We are a small, fully remote team of musicians, engineers, marketers, and creators who care deeply about building an outstanding product. We value ambition, ownership, and the ability to move fast while maintaining high quality.
Our mission is to make high-quality, unique vocals accessible to musicians everywhere. We work at the forefront of audio technology, exploring new trends in audio generation, vocal synthesis, and state-of-the-art machine learning solutions to empower musicians to create their best work.
As an Audio Machine Learning Engineer, you will focus on solving challenging problems related to AI-based vocals and audio engineering. You will collaborate closely with the AI team to design, develop, and improve large-scale machine learning models for audio applications.
You will play a key role in researching new approaches, building production-ready models, and continuously improving existing systems using modern machine learning techniques.
Researching, developing, and improving machine learning models for singing voice synthesis (SVS) and voice conversion
Experimenting with diffusion-based generative models for vocals and audio
Working with neural vocoders (e.g., HiFi-GAN–style architectures, large-scale GAN-based or diffusion-based vocoders)

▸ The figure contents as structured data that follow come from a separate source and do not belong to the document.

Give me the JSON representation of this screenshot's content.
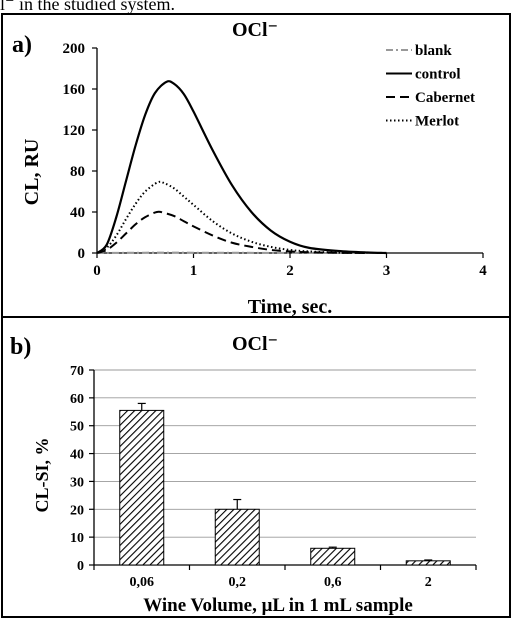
{
  "top_caption": "l⁻ in the studied system.",
  "chart_data": [
    {
      "type": "line",
      "panel_label": "a)",
      "title": "OCl⁻",
      "xlabel": "Time, sec.",
      "ylabel": "CL, RU",
      "xlim": [
        0,
        4
      ],
      "ylim": [
        0,
        200
      ],
      "x_ticks": [
        "0",
        "1",
        "2",
        "3",
        "4"
      ],
      "y_ticks": [
        "0",
        "40",
        "80",
        "120",
        "160",
        "200"
      ],
      "legend_position": "top-right",
      "series": [
        {
          "name": "blank",
          "style": "dash-dot",
          "color": "#999999",
          "x": [
            0,
            0.5,
            1,
            2,
            3
          ],
          "y": [
            0,
            0.3,
            0.3,
            0.1,
            0
          ]
        },
        {
          "name": "control",
          "style": "solid",
          "color": "#000000",
          "x": [
            0,
            0.1,
            0.2,
            0.3,
            0.4,
            0.5,
            0.6,
            0.72,
            0.8,
            0.9,
            1.0,
            1.2,
            1.4,
            1.6,
            1.8,
            2.0,
            2.2,
            2.5,
            2.8,
            3.0
          ],
          "y": [
            0,
            8,
            35,
            70,
            105,
            135,
            156,
            167,
            165,
            155,
            138,
            100,
            66,
            40,
            22,
            11,
            5,
            2,
            0.5,
            0
          ]
        },
        {
          "name": "Cabernet",
          "style": "dashed",
          "color": "#000000",
          "x": [
            0,
            0.1,
            0.2,
            0.3,
            0.4,
            0.5,
            0.62,
            0.7,
            0.8,
            0.9,
            1.0,
            1.2,
            1.4,
            1.6,
            1.8,
            2.0,
            2.2,
            2.5,
            2.8
          ],
          "y": [
            0,
            3,
            10,
            19,
            28,
            35,
            40,
            39,
            36,
            31,
            26,
            17,
            10,
            6,
            3,
            1.5,
            0.7,
            0.2,
            0
          ]
        },
        {
          "name": "Merlot",
          "style": "dotted",
          "color": "#000000",
          "x": [
            0,
            0.1,
            0.2,
            0.3,
            0.4,
            0.5,
            0.63,
            0.7,
            0.8,
            0.9,
            1.0,
            1.2,
            1.4,
            1.6,
            1.8,
            2.0,
            2.2,
            2.5,
            2.8
          ],
          "y": [
            0,
            5,
            17,
            33,
            48,
            60,
            69,
            68,
            63,
            55,
            47,
            31,
            19,
            11,
            6,
            3,
            1.5,
            0.4,
            0
          ]
        }
      ]
    },
    {
      "type": "bar",
      "panel_label": "b)",
      "title": "OCl⁻",
      "xlabel": "Wine Volume, μL in 1 mL sample",
      "ylabel": "CL-SI, %",
      "ylim": [
        0,
        70
      ],
      "y_ticks": [
        "0",
        "10",
        "20",
        "30",
        "40",
        "50",
        "60",
        "70"
      ],
      "grid": true,
      "bar_pattern": "diagonal-hatch",
      "categories": [
        "0,06",
        "0,2",
        "0,6",
        "2"
      ],
      "values": [
        55.5,
        20,
        6,
        1.5
      ],
      "errors": [
        2.5,
        3.5,
        0.4,
        0.3
      ]
    }
  ]
}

Designing and improving audio feature extraction pipelines for vocal modeling
Working with large, high-quality vocal and music datasets
Improving model quality, robustness, and inference performance
Integrating new models and improvements into production systems
Writing clean, efficient, and scalable Python code using PyTorch
Master’s degree (or higher) in Machine Learning, AI, Computer Science, or a related field
Strong experience as a Machine Learning Developer, with Python as your primary language
Hands-on experience with PyTorch for training and deploying deep learning models
Solid understanding of singing voice synthesis, voice conversion, and modern audio modeling techniques
Familiarity with diffusion-based generative models and neural vocoders
Excellent English communication skills, both written and spoken
Comfortable taking ownership, collaborating with a remote team, and working effectively in a fast-paced startup environment
Bonus: Background or strong interest in music production, vocals, or audio engineering
We hire within GMT 3 to GMT +4 time zones. Outside of this range, collaboration becomes challenging.